Spousal support seems to be one of the most contentious issues when it comes to divorce settlements. These issues come under the family law umbrella in Alberta. So, when a spouse is paying support to his or her former partner who he or she believes simply doesn't want to work, the Divorce Act looks at four areas when it comes to support payments: relief of economic hardship arising from marriage breakdown; how much each spouse contributes financially to caring for children over and above child support; disadvantages or advantages coming out of the marriage or the breakdown of the marriage and how each individual has gone about trying to be financially self-sufficient within a reasonable time frame.

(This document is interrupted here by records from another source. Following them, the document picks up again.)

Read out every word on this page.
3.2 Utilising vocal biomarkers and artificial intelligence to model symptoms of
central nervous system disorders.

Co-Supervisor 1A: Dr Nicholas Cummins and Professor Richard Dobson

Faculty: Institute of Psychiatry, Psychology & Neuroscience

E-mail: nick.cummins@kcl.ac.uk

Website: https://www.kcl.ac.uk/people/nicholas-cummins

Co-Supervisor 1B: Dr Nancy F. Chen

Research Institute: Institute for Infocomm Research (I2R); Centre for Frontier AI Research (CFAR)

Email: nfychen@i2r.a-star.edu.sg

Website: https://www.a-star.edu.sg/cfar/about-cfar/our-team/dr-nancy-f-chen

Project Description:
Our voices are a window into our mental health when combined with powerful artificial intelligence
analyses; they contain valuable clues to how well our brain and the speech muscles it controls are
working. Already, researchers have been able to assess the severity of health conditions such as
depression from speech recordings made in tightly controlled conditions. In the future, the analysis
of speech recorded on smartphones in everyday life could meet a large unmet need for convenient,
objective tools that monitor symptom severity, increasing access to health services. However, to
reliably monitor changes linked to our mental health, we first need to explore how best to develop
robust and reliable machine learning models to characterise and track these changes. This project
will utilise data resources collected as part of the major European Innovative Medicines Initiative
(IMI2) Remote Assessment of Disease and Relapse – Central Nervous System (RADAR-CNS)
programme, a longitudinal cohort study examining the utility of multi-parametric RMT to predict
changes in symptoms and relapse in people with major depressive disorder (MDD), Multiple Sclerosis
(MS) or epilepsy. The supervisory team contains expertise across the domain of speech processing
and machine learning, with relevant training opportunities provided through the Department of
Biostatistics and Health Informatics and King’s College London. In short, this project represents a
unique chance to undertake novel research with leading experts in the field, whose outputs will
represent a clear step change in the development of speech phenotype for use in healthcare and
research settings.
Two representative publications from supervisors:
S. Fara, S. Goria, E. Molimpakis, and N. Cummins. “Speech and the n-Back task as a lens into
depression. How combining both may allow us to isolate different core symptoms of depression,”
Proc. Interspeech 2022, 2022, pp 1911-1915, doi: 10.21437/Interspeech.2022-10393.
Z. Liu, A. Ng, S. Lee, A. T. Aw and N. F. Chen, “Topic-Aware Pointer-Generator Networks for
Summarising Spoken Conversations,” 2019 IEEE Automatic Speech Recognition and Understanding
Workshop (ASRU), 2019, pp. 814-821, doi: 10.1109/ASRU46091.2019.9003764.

When children are not a part of the scenario, any spousal payments are likely to be transitional or until a former spouse becomes financially viable. Support payments are likely to end when that is accomplished. There is an exception to that, however. When spouses had been married for 20 or more years and they're in the 50s or older, it may be that spousal support could be indefinite.
When divorced parents are in their 40s, it is also unlikely that support would have a definite end, but will probably be reviewed every three to five years. This gives the payee a chance to get back into the workforce before the court will decide on long-term support. A family court judge will make the decision on whether a payee spouse has made the efforts to become financially independent.
A lawyer experienced in Alberta family law knows that a payor's responsibility may not end when his or her former spouse finally gets a job. A lawyer may be able to provide legal counsel to payor and payee clients in these situations. Clients' situations are individual, but the laws that govern these issues are not.